System Calls

[!NOTE] This module explores the core principles of System Calls, deriving solutions from first principles and hardware constraints to build world-class, production-ready expertise.

1. Crossing the Border

Your application runs in User Space (Ring 3). It is powerless. It cannot touch the disk, the network, or even allocate more RAM without asking permission.

To do anything useful, it must cross the border into Kernel Space (Ring 0) using a System Call.

This is expensive. It involves a Context Switch:

  1. Save CPU registers of the current process.
  2. Switch CPU mode from User to Kernel.
  3. Load Kernel code.
  4. Execute the request.
  5. Switch back.

2. Anatomy of a Syscall (read)

Let’s trace what happens when you read a file.

  1. User App: Calls read(fd, buffer, 1024).
  2. C Library (glibc): Puts the System Call ID (e.g., 0 for read) into the RAX register. Executes the SYSCALL CPU instruction.
  3. CPU: Switches to Ring 0. Jumps to the kernel’s entry_SYSCALL_64 function.
  4. Kernel:
    • Checks if fd is valid.
    • Checks if you have permission.
    • Asks the Disk Driver to fetch data.
    • BLOCKS your process (puts it to sleep) while waiting for the disk.
  5. Hardware: Disk Interrupts CPU: “Data is ready!”.
  6. Kernel: Wakes up your process. Copies data from Kernel Buffer to User Buffer.
  7. CPU: Switches back to Ring 3. Returns control to your app.

3. Code Example: Making a Syscall

Most languages hide this complexity. Let’s peel back the layers.

package main

import (
    "syscall"
)

func main() {
    // Directly invoking the 'Write' syscall (ID 1 on Linux)
    // 1 (Stdout), "Hello\n", 6 bytes
    data := []byte("Hello System Call\n")

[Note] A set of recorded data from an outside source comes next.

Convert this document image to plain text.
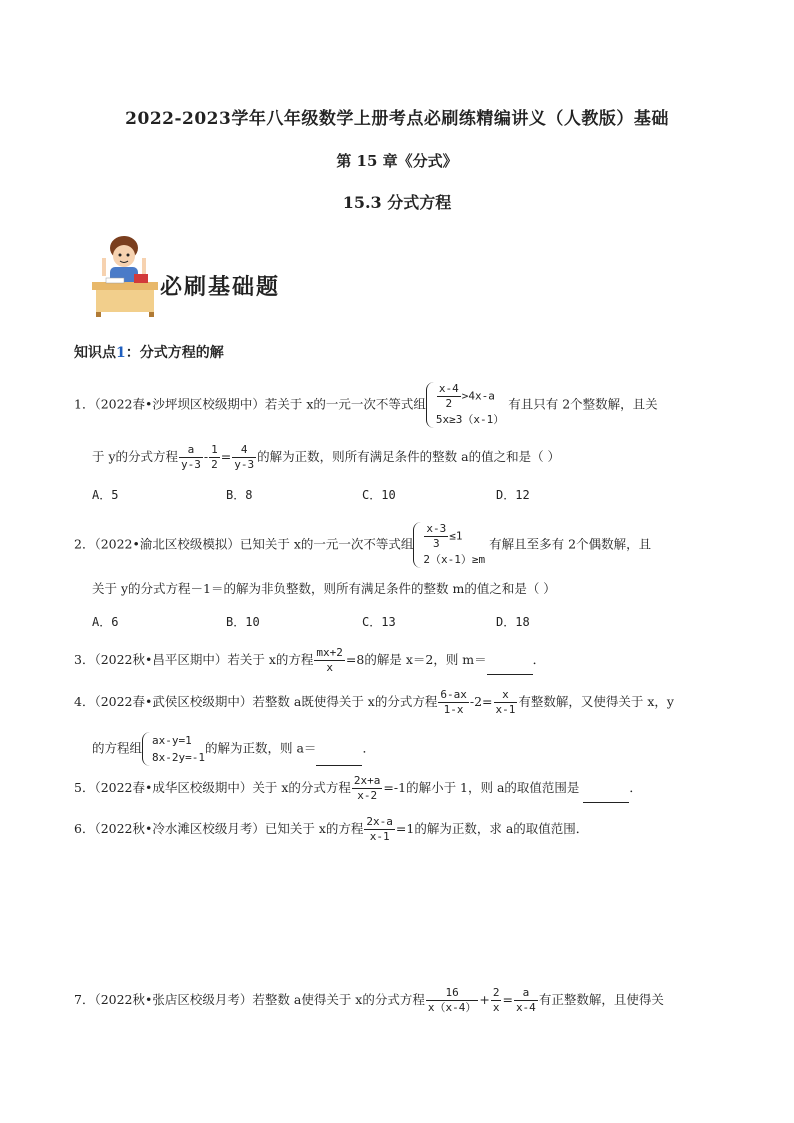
2022-2023学年八年级数学上册考点必刷练精编讲义（人教版）基础
第 15 章《分式》
15.3 分式方程
必刷基础题
知识点1：分式方程的解
1．（2022春•沙坪坝区校级期中）若关于 x的一元一次不等式组 $\frac{x-4}{2} >4x-a$
5x≥3（x-1）
有且只有 2个整数解，且关
于 y的分式方程 $\frac{a}{y-3} - \frac{1}{2} = \frac{4}{y-3}$ 的解为正数，则所有满足条件的整数 a的值之和是（ ）
A．5	B．8	C．10	D．12
2．（2022•渝北区校级模拟）已知关于 x的一元一次不等式组 $\frac{x-3}{3} \le 1$
2（x-1）≥m
有解且至多有 2个偶数解，且
关于 y的分式方程－1＝的解为非负整数，则所有满足条件的整数 m的值之和是（ ）
A．6	B．10	C．13	D．18
3．（2022秋•昌平区期中）若关于 x的方程 $\frac{mx+2}{x} =8$的解是 x＝2，则 m＝	．
4．（2022春•武侯区校级期中）若整数 a既使得关于 x的分式方程 $\frac{6-ax}{1-x} -2= \frac{x}{x-1}$ 有整数解，又使得关于 x，y
的方程组 ax-y=1
8x-2y=-1
的解为正数，则 a＝	．
5．（2022春•成华区校级期中）关于 x的分式方程 $\frac{2x+a}{x-2} =-1$的解小于 1，则 a的取值范围是	．
6．（2022秋•冷水滩区校级月考）已知关于 x的方程 $\frac{2x-a}{x-1} =1$的解为正数，求 a的取值范围．
7．（2022秋•张店区校级月考）若整数 a使得关于 x的分式方程 $\frac{16}{x(x-4)} + \frac{2}{x} = \frac{a}{x-4}$ 有正整数解，且使得关
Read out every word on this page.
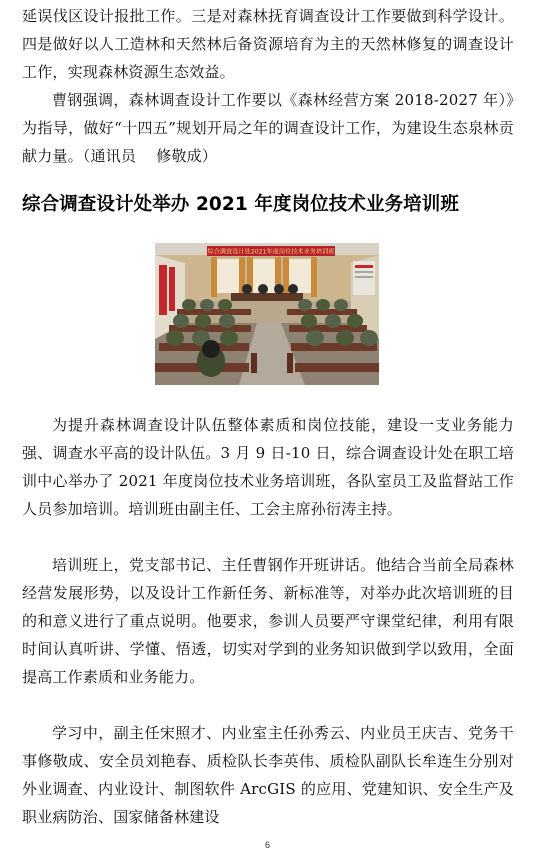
延误伐区设计报批工作。三是对森林抚育调查设计工作要做到科学设计。四是做好以人工造林和天然林后备资源培育为主的天然林修复的调查设计工作，实现森林资源生态效益。

曹钢强调，森林调查设计工作要以《森林经营方案 2018-2027 年）》为指导，做好“十四五”规划开局之年的调查设计工作，为建设生态泉林贡献力量。（通讯员　 修敬成）

综合调查设计处举办 2021 年度岗位技术业务培训班
综合调查设计处2021年度岗位技术业务培训班

为提升森林调查设计队伍整体素质和岗位技能，建设一支业务能力强、调查水平高的设计队伍。3 月 9 日-10 日，综合调查设计处在职工培训中心举办了 2021 年度岗位技术业务培训班，各队室员工及监督站工作人员参加培训。培训班由副主任、工会主席孙衍涛主持。

培训班上，党支部书记、主任曹钢作开班讲话。他结合当前全局森林经营发展形势，以及设计工作新任务、新标准等，对举办此次培训班的目的和意义进行了重点说明。他要求，参训人员要严守课堂纪律，利用有限时间认真听讲、学懂、悟透，切实对学到的业务知识做到学以致用，全面提高工作素质和业务能力。

学习中，副主任宋照才、内业室主任孙秀云、内业员王庆吉、党务干事修敬成、安全员刘艳春、质检队长李英伟、质检队副队长牟连生分别对外业调查、内业设计、制图软件 ArcGIS 的应用、党建知识、安全生产及职业病防治、国家储备林建设

6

    // Low-level syscall wrapper
    syscall.Write(1, data)
}

4. Interactive: The Syscall Crossing

Visualize the data journey.

  • User Buffer: Your app’s memory.
  • Kernel Buffer: OS memory.
  • Hardware: The actual disk.
User App
Ring 3
Ring 0
Kernel
💾
Disk

5. Summary

System Calls are the gateway to the hardware. They are necessary but expensive. High-performance applications (like Databases or Game Engines) try to minimize them (e.g., by buffering data).